Friday, October 24, 2014

Racking my brain, go Gone & calling Dr. Freud

It occurred to me this week that a rich source of blog posts has been eliminated from my life. That’s the demise of website-based rental service zip.ca. You see, I quite often watched a couple of zip DVDs (I know, old technology) each week. These of course were from the best of the art house and auteur catalogues. This obviously has left a vacuum. There is Netflix of course which I subscribe to. But as mentioned in previous posts poor Netflix doesn’t have quite the depth. So my movie choices are limited. In future I’ll have to put nose to the grindstone and try to eke out whatever I can from this rather mainstream site. Last night, for example, I found Steve Coogan (picture above left) in Alan Partridge (Declan Lowney, 2014), which has garnered hugely positive reviews and rates 88 per cent on RT. Yes I’m a fan of Steve Coogan – and caught him this summer in the sequel “Trip” series The Trip to Italy (Michael Winterbottom, 2014). In Partridge he’s pretty good in his normal rapid fire wit as a zany “d jockey” at a provincial radio station undergoing a new corporate format change. Having worked in radio I can vouch for the outsize personalities that walk broadcasting’s not-always-so-hallowed halls. But that’s about it. The movie descends into tedium – a mini jump-the-shark – when one of the jocks (Colm Meaney), having lost his job, takes the staff hostage. The movie drones on and even Partridge’s hilarity can’t save it. But I did learn a good substitute for F-word. 

Gone Girl (David Fincher), which has been among top box office draws this month taking in more than $110 million, is a movie I have no interest in seeing. That’s because I, well, hated the book by Gillian Flynn, also the movie’s screenwriter. Prosaic, predictable, manipulative and somewhat over the top, the book was also a smash – that's depressing - selling some six million copies before it went paperback last spring.

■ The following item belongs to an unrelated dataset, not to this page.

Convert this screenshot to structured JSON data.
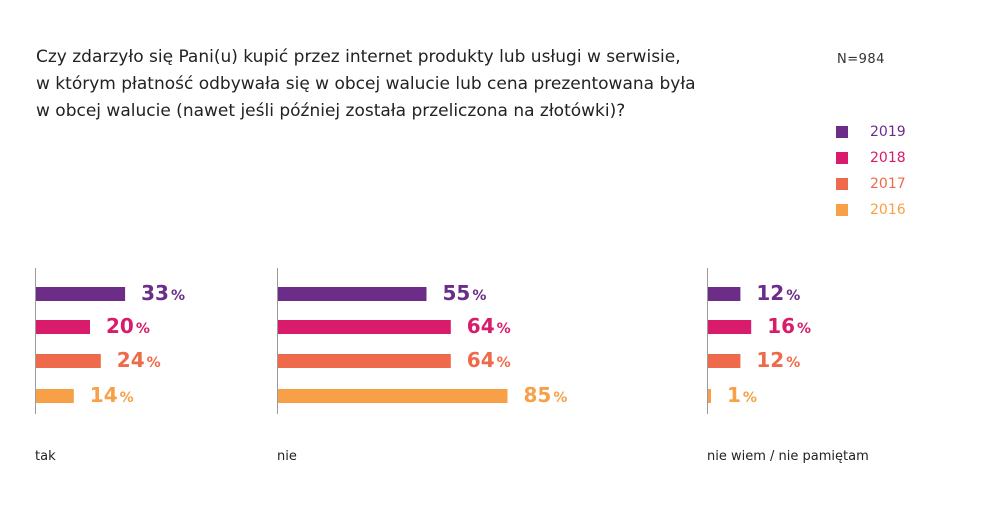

Does Xavier Dolan have a mother complex? The esteemed wunderkind of Quebec cinema’s latest is Mommy, another critically acclaimed hit. His first film in 2009 was called I Killed My Mother. Wikipedia described the 2009 film as, ”an exposé on the complexity of the mother and son bond.” And a Guardian writer described the latest as "a boisterous oedipal comedy." Calling Doctor Freud.